Камо грядеши

— Тогда я бы поверил, что даже самые удивительные сны сбываются.

— Они и впрямь сбываются, — сказал Вестин. — Я понимаю людей, которые не верят в богов, но как можно не верить снам?

— А гаданьям? — спросил Нерон. — Мне когда-то предсказали, что Рим перестанет существовать, а я буду царить над всем Востоком.

— Гаданья и сны часто совпадают, — сказал Вестин. — Как-то один проконсул, ни во что не веривший, послал в храм Мопса раба с запечатанным письмом, запретив его вскрывать, — он хотел проверить, сумеет ли бог ответить на содержавшийся в письме вопрос. Раб провел ночь в храме, чтобы ему приснился вещий сон, потом возвратился и сказал следующее: «Мне снился юноша, светозарный, как само солнце, который промолвил только одно слово: „Черного“. Услыхав это, проконсул побледнел и, обращаясь к своим гостям, таким же неверующим, как он, сказал: „Знаете, что было в письме?“

Тут Вестин остановился и, взяв со стола чашу с вином, начал пить.

— Что же там было? — спросил Сенецион.

— В письме был вопрос: «Какого быка я должен принести в жертву: белого или черного?»

Но впечатление от рассказа нарушил Вителлий, который явился на пир уже навеселе, — без всякого повода он разразился глупейшим хохотом.

— Чего хохочет эта бочка сала? — спросил Нерон.

— Смех отличает людей от животных, — молвил Петроний, — а у него нет иного доказательства, что он не кабан.

Вителлий так же внезапно перестал смеяться и, причмокивая лоснящимися от жирных соусов губами, стал всматриваться в окружающих с таким удивлением, будто никогда их не видел.

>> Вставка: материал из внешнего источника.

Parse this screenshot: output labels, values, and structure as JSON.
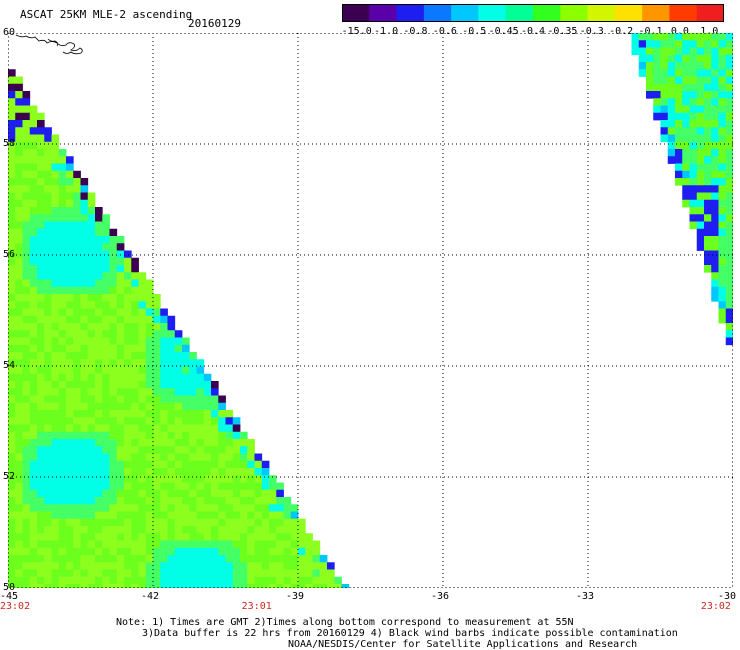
{
  "header": {
    "title": "ASCAT 25KM MLE-2 ascending",
    "date": "20160129"
  },
  "colorbar": {
    "labels": [
      "-15.0",
      "-1.0",
      "-0.8",
      "-0.6",
      "-0.5",
      "-0.45",
      "-0.4",
      "-0.35",
      "-0.3",
      "-0.2",
      "-0.1",
      "0.0",
      "1.0"
    ],
    "colors": [
      "#3c0050",
      "#5a00aa",
      "#1e1ef0",
      "#0a78ff",
      "#00c8ff",
      "#00ffe6",
      "#00ff96",
      "#32ff1e",
      "#8cff00",
      "#d2f500",
      "#ffe100",
      "#ff9600",
      "#ff3c00",
      "#f01e1e"
    ]
  },
  "map": {
    "lon_labels": [
      "-45",
      "-42",
      "-39",
      "-36",
      "-33",
      "-30"
    ],
    "lat_labels": [
      "60",
      "58",
      "56",
      "54",
      "52",
      "50"
    ],
    "lon_values": [
      -45,
      -42,
      -39,
      -36,
      -33,
      -30
    ],
    "lat_values": [
      60,
      58,
      56,
      54,
      52,
      50
    ],
    "times": [
      "23:02",
      "23:01",
      "23:02"
    ],
    "time_lons": [
      -45,
      -40,
      -30.5
    ],
    "swath_colors": {
      "green": "#6cff1e",
      "lime": "#8cff1e",
      "light_green": "#44ff66",
      "cyan": "#00ffe6",
      "sky": "#00c8ff",
      "blue": "#1e1ef0",
      "purple": "#3c0050"
    }
  },
  "footer": {
    "note1": "Note: 1) Times are GMT 2)Times along bottom correspond to measurement at 55N",
    "note2": "3)Data buffer is 22 hrs from 20160129 4) Black wind barbs indicate possible contamination",
    "credit": "NOAA/NESDIS/Center for Satellite Applications and Research"
  }
}
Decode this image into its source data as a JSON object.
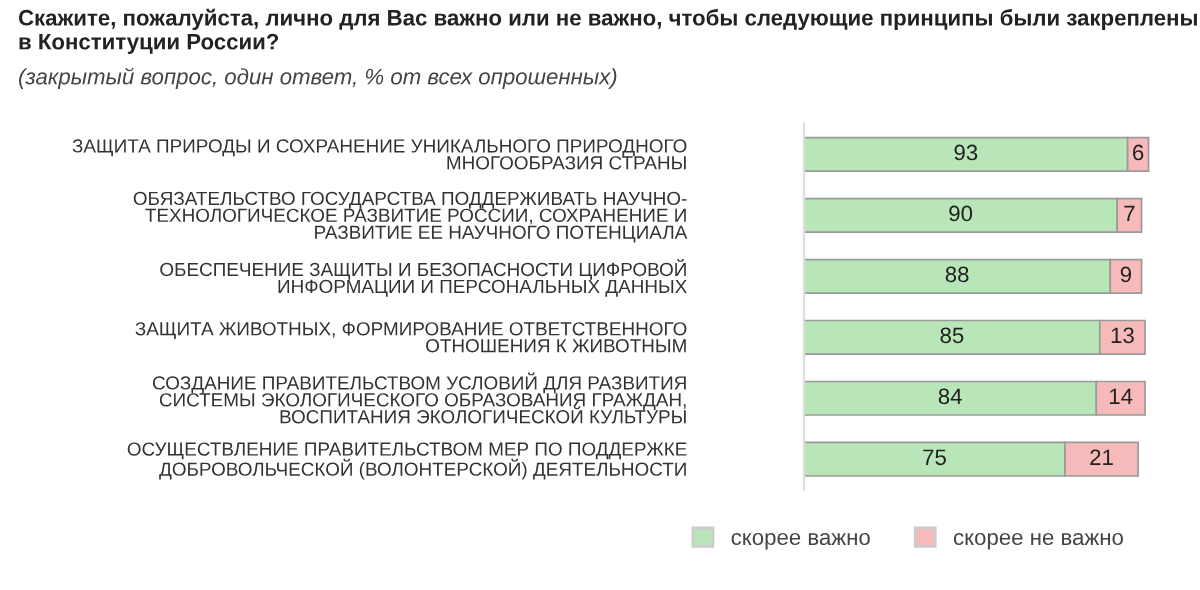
{
  "chart_data": {
    "type": "bar",
    "orientation": "horizontal",
    "stacked": true,
    "title": "Скажите, пожалуйста, лично для Вас важно или не важно, чтобы следующие принципы были закреплены в Конституции России?",
    "subtitle": "(закрытый вопрос, один ответ, % от всех опрошенных)",
    "categories": [
      "ЗАЩИТА ПРИРОДЫ И СОХРАНЕНИЕ УНИКАЛЬНОГО ПРИРОДНОГО\nМНОГООБРАЗИЯ СТРАНЫ",
      "ОБЯЗАТЕЛЬСТВО ГОСУДАРСТВА ПОДДЕРЖИВАТЬ НАУЧНО-\nТЕХНОЛОГИЧЕСКОЕ РАЗВИТИЕ РОССИИ, СОХРАНЕНИЕ И\nРАЗВИТИЕ ЕЕ НАУЧНОГО ПОТЕНЦИАЛА",
      "ОБЕСПЕЧЕНИЕ ЗАЩИТЫ И БЕЗОПАСНОСТИ ЦИФРОВОЙ\nИНФОРМАЦИИ И ПЕРСОНАЛЬНЫХ ДАННЫХ",
      "ЗАЩИТА ЖИВОТНЫХ, ФОРМИРОВАНИЕ ОТВЕТСТВЕННОГО\nОТНОШЕНИЯ К ЖИВОТНЫМ",
      "СОЗДАНИЕ ПРАВИТЕЛЬСТВОМ УСЛОВИЙ ДЛЯ РАЗВИТИЯ\nСИСТЕМЫ ЭКОЛОГИЧЕСКОГО ОБРАЗОВАНИЯ ГРАЖДАН,\nВОСПИТАНИЯ ЭКОЛОГИЧЕСКОЙ КУЛЬТУРЫ",
      "ОСУЩЕСТВЛЕНИЕ ПРАВИТЕЛЬСТВОМ МЕР ПО ПОДДЕРЖКЕ\nДОБРОВОЛЬЧЕСКОЙ (ВОЛОНТЕРСКОЙ) ДЕЯТЕЛЬНОСТИ"
    ],
    "series": [
      {
        "name": "скорее важно",
        "color": "#b8e6b8",
        "values": [
          93,
          90,
          88,
          85,
          84,
          75
        ]
      },
      {
        "name": "скорее не важно",
        "color": "#f7baba",
        "values": [
          6,
          7,
          9,
          13,
          14,
          21
        ]
      }
    ],
    "xlim": [
      0,
      100
    ],
    "tick_labels": "y",
    "data_labels": true,
    "legend": "bottom",
    "grid": false
  }
}
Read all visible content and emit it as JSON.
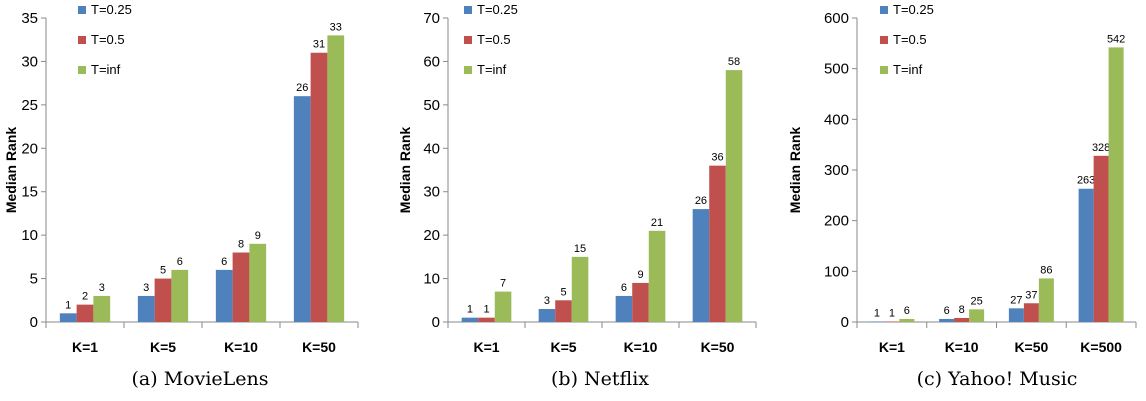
{
  "chart_data": [
    {
      "type": "bar",
      "caption": "(a) MovieLens",
      "ylabel": "Median Rank",
      "categories": [
        "K=1",
        "K=5",
        "K=10",
        "K=50"
      ],
      "ylim": [
        0,
        35
      ],
      "yticks": [
        0,
        5,
        10,
        15,
        20,
        25,
        30,
        35
      ],
      "legend_position": "top-left",
      "grid": false,
      "series": [
        {
          "name": "T=0.25",
          "color": "#4F81BD",
          "values": [
            1,
            3,
            6,
            26
          ]
        },
        {
          "name": "T=0.5",
          "color": "#C0504D",
          "values": [
            2,
            5,
            8,
            31
          ]
        },
        {
          "name": "T=inf",
          "color": "#9BBB59",
          "values": [
            3,
            6,
            9,
            33
          ]
        }
      ]
    },
    {
      "type": "bar",
      "caption": "(b) Netflix",
      "ylabel": "Median Rank",
      "categories": [
        "K=1",
        "K=5",
        "K=10",
        "K=50"
      ],
      "ylim": [
        0,
        70
      ],
      "yticks": [
        0,
        10,
        20,
        30,
        40,
        50,
        60,
        70
      ],
      "legend_position": "top-left",
      "grid": false,
      "series": [
        {
          "name": "T=0.25",
          "color": "#4F81BD",
          "values": [
            1,
            3,
            6,
            26
          ]
        },
        {
          "name": "T=0.5",
          "color": "#C0504D",
          "values": [
            1,
            5,
            9,
            36
          ]
        },
        {
          "name": "T=inf",
          "color": "#9BBB59",
          "values": [
            7,
            15,
            21,
            58
          ]
        }
      ]
    },
    {
      "type": "bar",
      "caption": "(c) Yahoo! Music",
      "ylabel": "Median Rank",
      "categories": [
        "K=1",
        "K=10",
        "K=50",
        "K=500"
      ],
      "ylim": [
        0,
        600
      ],
      "yticks": [
        0,
        100,
        200,
        300,
        400,
        500,
        600
      ],
      "legend_position": "top-left",
      "grid": false,
      "series": [
        {
          "name": "T=0.25",
          "color": "#4F81BD",
          "values": [
            1,
            6,
            27,
            263
          ]
        },
        {
          "name": "T=0.5",
          "color": "#C0504D",
          "values": [
            1,
            8,
            37,
            328
          ]
        },
        {
          "name": "T=inf",
          "color": "#9BBB59",
          "values": [
            6,
            25,
            86,
            542
          ]
        }
      ]
    }
  ]
}
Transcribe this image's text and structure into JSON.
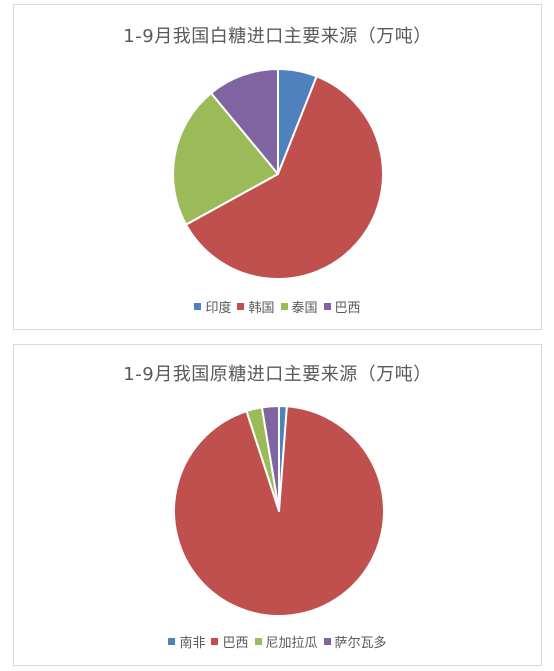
{
  "chart_data": [
    {
      "type": "pie",
      "title": "1-9月我国白糖进口主要来源（万吨）",
      "categories": [
        "印度",
        "韩国",
        "泰国",
        "巴西"
      ],
      "values": [
        6,
        61,
        22,
        11
      ],
      "colors": [
        "#4f81bd",
        "#c0504d",
        "#9bbb59",
        "#8064a2"
      ],
      "legend": "bottom"
    },
    {
      "type": "pie",
      "title": "1-9月我国原糖进口主要来源（万吨）",
      "categories": [
        "南非",
        "巴西",
        "尼加拉瓜",
        "萨尔瓦多"
      ],
      "values": [
        1.2,
        93.8,
        2.4,
        2.6
      ],
      "colors": [
        "#4f81bd",
        "#c0504d",
        "#9bbb59",
        "#8064a2"
      ],
      "legend": "bottom"
    }
  ]
}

Потом поднял пухлую, как подушка, руку и прохрипел:

— У меня свалился с пальца всаднический перстень, от отца унаследованный.

— Который был сапожником, — прибавил Нерон.

Но Вителлий опять неожиданно захохотал и принялся искать перстень в складках пеплума Кальвии Криспиниллы.

Тогда Ватиний, кривляясь, стал вскрикивать голосом испуганной женщины, а Нигидия, подруга Кальвии, молодая вдова с лицом девочки и развратными глазами, громко заметила:

— Ищет то, чего не терял.

— И что ему никак не пригодится, даже если найдет, — заключил поэт Лукан.

Веселье разгоралось. Рабы вносили все новые и новые яства, из больших ваз, наполненных снегом и увитых плющом, вынимали менее крупные кратеры с винами всевозможных сортов. Все много пили. С потолка на столы и на гостей то и дело сыпались розы.

Но вот Петроний стал упрашивать Нерона, чтобы, пока гости еще не перепились, император украсил пир своим пеньем. Его поддержал хор льстивых голосов, однако Нерон отнекивался. Дело тут не в храбрости, хотя ему всегда ее не хватает. Богам известно, чего стоят ему все эти выступления. Он, правда, не отказывается от них, надо ведь что-то делать для искусства, и если Аполлон одарил его неплохим голосом, грешно пренебрегать божьими дарами. Он понимает, что это даже его долг перед государством. Но нынче он в самом деле охрип. Положил себе ночью оловянные гирьки на грудь — не помогло. Он даже подумывает о поездке в Анций[162], чтобы подышать морским воздухом.

Лукан, однако, заклинал императора спеть ради блага искусства и человечества. Ведь всем известно, что божественный поэт и певец сложил новый гимн Венере, в сравнении с которым гимн, сочиненный Лукрецием[163], — вой годовалого волка. Пусть же этот пир будет истинным пиром. Столь милостивый государь не должен причинять мучений своим подданным. «Не будь жестоким, император!»